A year ago life was so different. I was elated to wake up in Colorado with my family for the holiday. We've spent years with my mom's side of the family celebrating holidays together. Board games, all of us in one house, lots of dogs, and a house filled to the brim with love. My uncle cooking, my aunt playing the piano with my cousins and myself around her singing, naps, food, and family.
Last year was a change from the few years prior. Since getting married, holidays were mostly spent with his side. I loved having a niece and nephews to spend the day with and lots of little ones running around. I love my family but much of mine live out of town. I felt blessed to be welcomed into a family and having those traditions to celebrate. Many of the holidays the past 6 years had been spent with his family.
I knew this year would be different. It's a year of transition and lots of learning what a new "normal" is. Rediscovering myself and new ways of doing things. Some of this is exciting and a breath of fresh air. I've been proud of myself for how far I've come. And some of this is like the reopening of deep wounds and hurts that I don't want to touch.
Yesterday was a day I'd been dreading. I tried desperately to get excited about it, to minimize the drastic change in my day. I feel like I've done a good job of this. But there are days like my anniversary last month and holidays that I just know are going to be hard. And it was.
There was a piece of my heart that was still broken yesterday. A piece of me that was reminded I'm still human and still healing.
Give yourself grace, Chrissy. Let the wound hurt and heal. Give it oxygen. It can't be covered forever.
I spent the afternoon with my friend Kelly and her family. The virtue I'm working on this year is humility and boy has it been one that's been coming up a lot.
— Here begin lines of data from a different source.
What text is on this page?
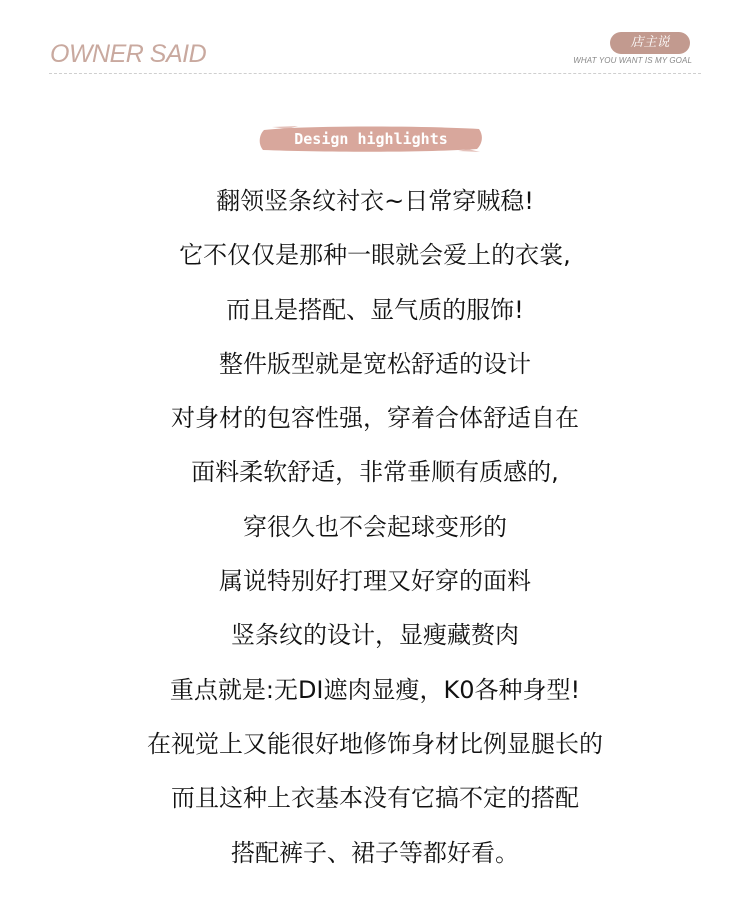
OWNER SAID	店主说
WHAT YOU WANT IS MY GOAL
Design highlights
翻领竖条纹衬衣~日常穿贼稳!
它不仅仅是那种一眼就会爱上的衣裳,
而且是搭配、显气质的服饰!
整件版型就是宽松舒适的设计
对身材的包容性强，穿着合体舒适自在
面料柔软舒适，非常垂顺有质感的,
穿很久也不会起球变形的
属说特别好打理又好穿的面料
竖条纹的设计，显瘦藏赘肉
重点就是:无DI遮肉显瘦，K0各种身型!
在视觉上又能很好地修饰身材比例显腿长的
而且这种上衣基本没有它搞不定的搭配
搭配裤子、裙子等都好看。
I kept thinking of all the years in high school that our house was the one where friends would come that needed a home for the holidays. I loved this! I embraced it. And here I was, the person on the flip side. It was the circumstance that was hard. And, to be honest, my attitude. I truly had a difficult time finding joy in getting up yesterday and celebrating.
I'm so grateful for the Kelly's friendship and her family for welcoming me into their family for the day. At one point, Kelly's husband and brother played the piano. This warmed my heart and made me feel at home with my family. I was embraced like any other person in the house.
The absence of my niece and nephews ached like I thought it couldn't ache. Mourning the loss the holidays as I've known them and knowing that they won't be again is painful. But it's part of the process and the healing.
At the end of the day, I was ready for the day to be over. I made it through. That was as much as I could say. But I did it.
As I get out my Christmas decorations, I take deep breaths and brace for bringing some more oxygen to those wounds.
In these moments, I praise God for the victory that is to come. I praise Him for the plans He has for the future.
Just this week, I was reminded of a quote to get my through.
"So praise Him [God] even when you don't feel like praising Him. Sing when you don't feel like singing. Do it anyway. And when you do it you release God's power. Abraham gave God glory, and God gave him the miracle." -Keith Butler from Give God Praise and He Gives You the Victory
Life won't always be like this and for that I'm grateful. I made it through my first big holiday. And each one will get better.